Determination of a functional lysine residue of a plant cysteine synthase by site‐directed mutagenesis, and the molecular evolutionary implications

Comparison of seven deduced amino acid sequences of cysteine synthase ( O ‐acetyl‐ l ‐serine (thiol)‐lyase, EC 4.2.99.8) from plants and bacteria disclosed the presence of 12 conserved Lys residues, which can be candidates for a functional binding site for pyridoxal phosphate cofactor. These 12 conserved Eys residues in a cDNA clone encoding spinach cysteine synthase A were replaced with Gly by oligonucleotide‐directed in vitro mutagenesis.
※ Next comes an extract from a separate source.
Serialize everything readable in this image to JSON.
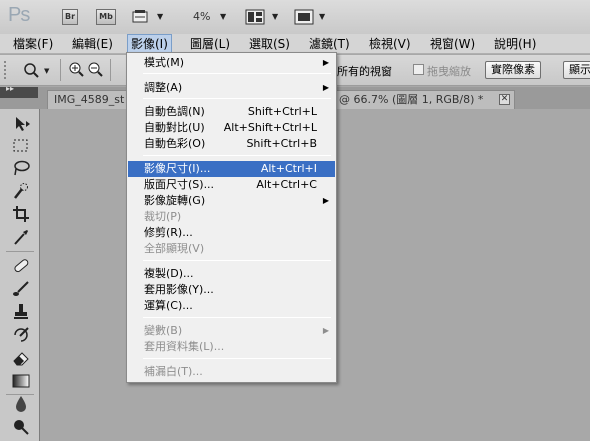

These Lys → Gly mutated cDNAs were transferred into Escherichia coli NK3, a cysteine auxotroph lacking both cysteine synthase loci, cysK and cysM . One mutant replaced at Lys‐49 could not complement the cysteine requirement of NK3, whereas other mutants and wild‐type clone could. No enzymatic activity of cysteine synthase A was detected either in the cell‐free extracts of E coli NK3 transformed with the Lys‐49 mutant. These results indicated that Lys‐49 is a functional residue for the catalytic activity of cysteine synthase. This Lys residue is conserved in other evolutionarily related amino acid‐metabolizing enzymes catalyzing reactions involving the β‐carbon of amino acids.